This fall there’s a lot of talk about what’s wrong with public education. Test scores are lower, racial disparities are wider, and educators are leaving the field. While the COVID-19 pandemic contributed to all of these challenges, I would argue they are and have been consistently rooted in deep injustices like cultural incompetence, persistently low numbers of educators of color, inadequate pay, and inequitable funding. When the harms caused by these injustices are so widespread and painful, how can public educators and students persevere? How can we heal?
A holistic and culturally grounded focus on literacy must be part of the answer.
The world-renowned, award-winning African American novelist Toni Morrison wrote, “There is no time for despair, no place for self-pity, no need for silence, no room for fear. We speak, we write, we do language. That is how civilizations heal.” These words were taken from an essay for The Nation in which she describes how art and literacy are revolutionary tools to shield against the impacts of violence and oppression. What a radical concept! Speaking, writing, and communicating have the power to heal a civilization. Just imagine the possibilities of literacy instruction with healing as its purpose.
I’ve seen those possibilities become realities in my work with the Jay and Rose Phillips Family Foundation. Over the past two years, I’ve helped Phillips implement its Genius & Joy summer learning programs. This initiative—created by a committee of community advisors—funds Northside educators to create exciting, culturally grounded, literacy-focused summer programs at Minneapolis Public Schools in the area.
Genius & Joy was conceived as an antidote to the joyless reality of distance learning, as well as a way to implement the ideas of an important new educational scholar, Dr. Gholdy Muhammad. Her 2019 work, Cultivating Genius: An Equity Framework for Culturally and Historically Responsive Literacy, draws on African American literary history to provide educators with a research-based approach to literacy instruction as a tool for healing and liberation.
Inspired by this framework, the Phillips Foundation’s community advisory committee has awarded Genius & Joy grants to Northside educators for the past two summers. These grants enabled educators to practice multimodal approaches to literacy that center on joy and the students’ community, culture, history, and curiosities. Funding provided educators with enough space and time to experiment with explicitly integrating joy into their instruction. The Foundation also provided healing resources for educators who are burned out after three very challenging years.
Dr. Gholdy Muhammad asserts that literacy instruction should animate the human soul. The foundation’s community advisory committee invited North Minneapolis educators to practice animating the soul. It’s important to note that we made sure that the educators who applied understood what we meant by “joy.” We wanted them to create joyful experiences that go beyond “fun”; we invited them to include in the definition of “joy” adjectives like euphoric, optimistic, hopeful, eager, proud, triumphant, playful, amusing, content, pleasing, peaceful, serene, and tranquil. All of these feelings have the power to heal.
Dr. Gholdy Muhammad states in her book that “(w)e live in a period when there’s no time for ‘urgent-free pedagogy.’ Our instructional pursuits must be honest, bold, raw, unapologetic, and responsive to the social times.” North Minneapolis Genius & Joy educators embraced this spirit and created learning experiences that cultivated learners’ language and literacy development while keeping identity, joy, critical thinking, and cultural affirmation at the center.
These amazing teachers and paraprofessionals created the kinds of joyous learning opportunities that they are never given the chance to teach during the regular school day due to curriculum restraints or a lack of funding.
Educators paired the concepts of autobiography and boxing, digital literacy and photography, cooking and culture.

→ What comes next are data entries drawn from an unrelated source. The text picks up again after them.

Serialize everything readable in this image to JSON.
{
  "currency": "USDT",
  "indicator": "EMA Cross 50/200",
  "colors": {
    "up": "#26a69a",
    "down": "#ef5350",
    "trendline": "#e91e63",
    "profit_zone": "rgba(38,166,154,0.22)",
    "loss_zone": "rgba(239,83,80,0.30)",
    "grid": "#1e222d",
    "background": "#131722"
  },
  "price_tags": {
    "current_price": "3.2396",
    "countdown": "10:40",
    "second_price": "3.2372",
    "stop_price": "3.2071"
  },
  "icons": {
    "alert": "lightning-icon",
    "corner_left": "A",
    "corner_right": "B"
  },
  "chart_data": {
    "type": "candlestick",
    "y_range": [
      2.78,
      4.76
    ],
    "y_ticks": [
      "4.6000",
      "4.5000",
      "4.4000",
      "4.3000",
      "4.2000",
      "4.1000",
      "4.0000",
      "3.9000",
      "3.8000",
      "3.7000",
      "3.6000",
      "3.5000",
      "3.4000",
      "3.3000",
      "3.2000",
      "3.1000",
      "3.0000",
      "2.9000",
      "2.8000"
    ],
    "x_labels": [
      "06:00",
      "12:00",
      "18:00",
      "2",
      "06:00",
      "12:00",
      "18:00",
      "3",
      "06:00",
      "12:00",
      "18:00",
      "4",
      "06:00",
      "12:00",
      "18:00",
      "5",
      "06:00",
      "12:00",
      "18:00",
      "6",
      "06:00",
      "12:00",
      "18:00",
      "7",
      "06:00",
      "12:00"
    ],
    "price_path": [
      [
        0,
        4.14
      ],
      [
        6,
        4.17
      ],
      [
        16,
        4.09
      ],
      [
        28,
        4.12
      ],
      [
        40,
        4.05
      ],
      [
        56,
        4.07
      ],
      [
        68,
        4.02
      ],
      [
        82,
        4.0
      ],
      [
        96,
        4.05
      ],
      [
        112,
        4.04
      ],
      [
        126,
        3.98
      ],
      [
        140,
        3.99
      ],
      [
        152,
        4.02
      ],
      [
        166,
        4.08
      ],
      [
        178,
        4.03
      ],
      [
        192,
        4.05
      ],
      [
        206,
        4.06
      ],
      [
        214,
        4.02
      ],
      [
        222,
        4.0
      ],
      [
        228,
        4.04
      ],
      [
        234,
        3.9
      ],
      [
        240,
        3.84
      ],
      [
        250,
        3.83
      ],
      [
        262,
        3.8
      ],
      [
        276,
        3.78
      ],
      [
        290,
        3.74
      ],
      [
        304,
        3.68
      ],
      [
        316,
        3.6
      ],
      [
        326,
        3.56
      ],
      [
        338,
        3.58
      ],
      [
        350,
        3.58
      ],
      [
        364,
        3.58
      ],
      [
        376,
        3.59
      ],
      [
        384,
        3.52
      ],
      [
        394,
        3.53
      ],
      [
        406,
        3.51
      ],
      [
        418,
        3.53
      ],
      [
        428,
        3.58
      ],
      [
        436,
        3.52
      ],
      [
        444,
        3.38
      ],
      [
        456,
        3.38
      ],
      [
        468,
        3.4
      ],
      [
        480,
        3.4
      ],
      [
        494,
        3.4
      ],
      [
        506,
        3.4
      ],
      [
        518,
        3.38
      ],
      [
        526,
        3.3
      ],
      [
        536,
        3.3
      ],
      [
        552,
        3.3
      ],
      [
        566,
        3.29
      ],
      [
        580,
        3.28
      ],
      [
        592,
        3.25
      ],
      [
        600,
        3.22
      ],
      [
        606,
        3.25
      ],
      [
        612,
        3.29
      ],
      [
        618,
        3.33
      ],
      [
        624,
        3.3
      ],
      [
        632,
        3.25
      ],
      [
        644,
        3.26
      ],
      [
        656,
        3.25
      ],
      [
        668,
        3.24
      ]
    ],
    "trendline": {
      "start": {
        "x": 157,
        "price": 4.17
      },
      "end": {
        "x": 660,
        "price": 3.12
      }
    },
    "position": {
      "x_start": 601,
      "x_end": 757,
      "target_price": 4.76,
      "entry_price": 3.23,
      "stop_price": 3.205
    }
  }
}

They created experiences around Black history, HBCU college and drumming, community-based experiential learning, African and Hip Hop dancing, board gaming, high school name changing, sewing, and movement literacy. No one could deny the power of reading, speaking, writing, and communicating at play.
As I celebrate the educators’ accomplishments, I also recognize that this is far from enough. Support from community organizations like the Philips Foundation and Minneapolis Foundation help mitigate inequities in public school funding, but these institutions must also work hard to recognize their own gaps in understanding the people they serve. Although we prioritized making the educators feel valued and appreciated, there were times when educators felt frustrated or overwhelmed by the foundations’ incomplete understanding of their work and needs. Trusting the educators’ talents and expertise is an area of growth I hope to continue to promote.
Healing from past and current educational injustices must continue to be part of the conversation about high-quality, culturally sustaining literacy instruction. When education validates, affirms, and celebrates the full humanity of Black and brown children through culture, visibility, language, and creativity, they heal from past and current disparities. The same can also be said about educators. This concept became evident to us during our educator learning and rejuvenation sessions as we discussed burnout and explored the rejuvenation powers of storytelling, plant care, wealth building, breathing, touching, talking, connecting, and creating. Black-owned businesses and organizations like the Zin Ben, Black Storytellers Alliance, and Black Women’s Wealth Alliance provided educators with new learnings and sources of inspiration. I appreciate these Black-owned businesses for partnering with us and pouring into the educators. This is what joy and justice should look like in our Northside schools on a consistent basis.